Angela Merkel s'est livrée jeudi à une charge en règle contre Donald Trump avant un sommet du G20 en Allemagne qui s'annonce houleux, en critiquant son cap protectionniste et son retrait de l'accord sur le climat.
Dans une déclaration à la chambre des députés sur cette réunion des principaux dirigeants de la planète la semaine prochaine à Hambourg, la chancelière allemande s'est gardée de citer le nom du président américain. Mais elle n'a pas laissé de doute sur sa cible.
Aucun des défis internationaux "ne connaît de frontière, c'est pourquoi, plus que jamais aujourd'hui, ceux qui croient pouvoir régler les problèmes du monde par le protectionnisme et l'isolationnisme commettent une énorme erreur", a-t-elle déclaré.
La chancelière s'est fixé comme objectif de la réunion, à laquelle participeront notamment les chefs d'Etat américain et russe, que "les dirigeants (du G20) montrent qu'ils comprennent leur responsabilité" pour la planète tout entière "et l'assument".
Les relations entre Berlin et Washington, au beau fixe sous l'ère Barack Obama, se sont envenimées depuis que son successeur à la Maison Blanche a annoncé le retrait de son pays de l'accord de Paris sur la lutte contre le réchauffement climatique et tient un discours protectionniste en matière commerciale.
- Divergences évidentes -
Donald Trump vise en particulier l'Allemagne et ses exportations automobiles vers les Etats-Unis et a laissé planer la menace de taxes douanières.

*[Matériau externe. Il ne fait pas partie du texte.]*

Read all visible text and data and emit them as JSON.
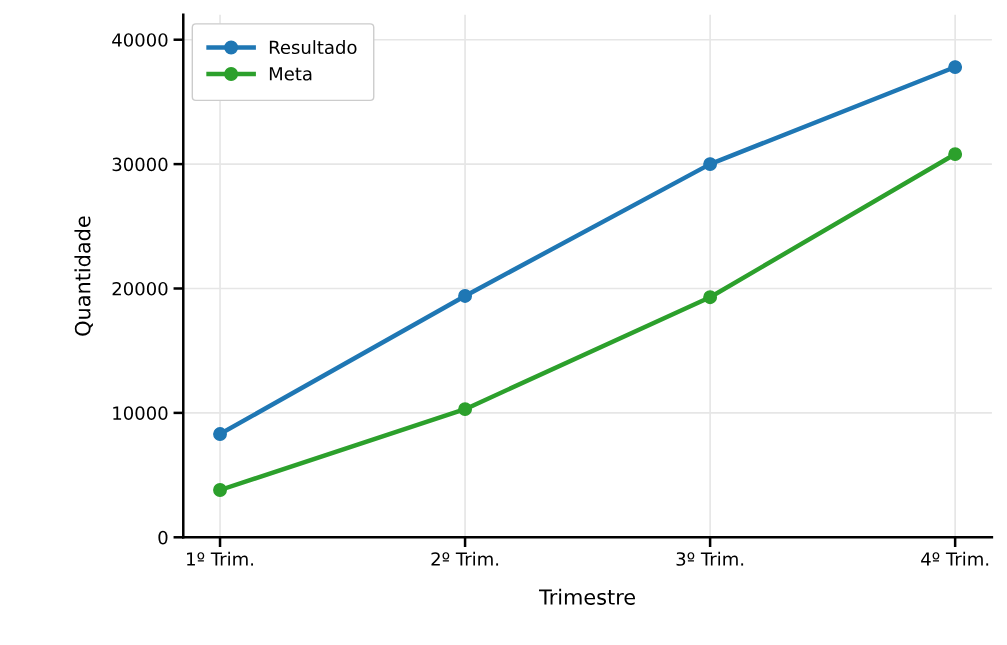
{
  "chart_data": {
    "type": "line",
    "xlabel": "Trimestre",
    "ylabel": "Quantidade",
    "categories": [
      "1º Trim.",
      "2º Trim.",
      "3º Trim.",
      "4º Trim."
    ],
    "series": [
      {
        "name": "Resultado",
        "color": "#1f77b4",
        "values": [
          8300,
          19400,
          30000,
          37800
        ]
      },
      {
        "name": "Meta",
        "color": "#2ca02c",
        "values": [
          3800,
          10300,
          19300,
          30800
        ]
      }
    ],
    "ylim": [
      0,
      42000
    ],
    "yticks": [
      0,
      10000,
      20000,
      30000,
      40000
    ],
    "grid": true,
    "legend": "top left",
    "marker": "circle",
    "line_style": "solid"
  }
}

Sur le climat, "le désaccord (avec les Etats-Unis) est notoire et il ne serait pas honnête de le masquer. En tout les cas, moi je ne le ferai pas", a dit Angela Merkel.
L'Europe est "plus déterminée que jamais" à combattre le changement climatique après le retrait des Etats-Unis de l'accord de Paris, et cet accord n'est "pas négociable", a-telle encore réaffirmé.
Le sommet du G20 des principales économies mondiales, qui représentent trois quarts du commerce mondial, s'annonce comme une des réunions internationales les plus conflictuelles des dernières années.
Face aux sujets de discorde avec Washington, la chancelière allemande réunit jeudi en milieu de journée à Berlin plusieurs dirigeants européens, dont le chef de l'Etat français Emmanuel Macron et la Première ministre britannique Theresa May, afin de constituer un front uni.
Selon des diplomates, les travaux préparatoires du G20 pour aboutir à une déclaration commune se révèlent jusqu'ici "très difficiles".
Le chef de la diplomatie allemande Sigmar Gabriel accuse lui Washington de volonté de sabotage.
- 'Péninsule asiatique' -
"Il n'y a pas de stratégie anti-américaine, et certainement pas de la part du gouvernement allemand, mais il y a des stratèges américains qui planifient une politique anti-Europe et anti-Allemagne", a-t-il clamé mardi.
Compte tenu des difficultés avec Washington, Angela Merkel a aussi entrepris en vue du G20 de nouer des alliances sur les sujets du climat ou du commerce avec les puissances émergentes asiatique comme l'Inde ou la Chine. Ce qui ne l'empêche de se méfier des ambitions de Pékin.
Elle a mis en garde, dans une interview jeudi, contre l'expansionnisme économique de la Chine, qui considère à ses yeux l'Europe "comme une péninsule asiatique". "L'Europe doit travailler d'arrache-pied à défendre son influence", a-t-elle ajouté, apportant son soutien au projet de M. Macron visant à mieux défendre au plan européen les secteurs industriels stratégiques des appétits étrangers.
Ce soutien illustre la dynamique retrouvée dans la relation avec la France même si une forme de compétition pour le leadership en Europe se dessine entre les deux dirigeants.
Le chef de l'Etat français vient de réussir deux "coups" diplomatiques, en faisant venir le président russe Vladimir Poutine à Paris et en obtenant la venue de Donald Trump pour le 14 juillet.
Outre les divergences avec Donald Trump, d'autres sujets de conflits risquent de parasiter le G20.
Berlin a ainsi rejeté jeudi une demande du chef de l'Etat turc Recep Tayyip Erdogan de s'adresser à ses compatriotes en marge du sommet, dans un contexte très tendu entre les deux pays depuis des mois.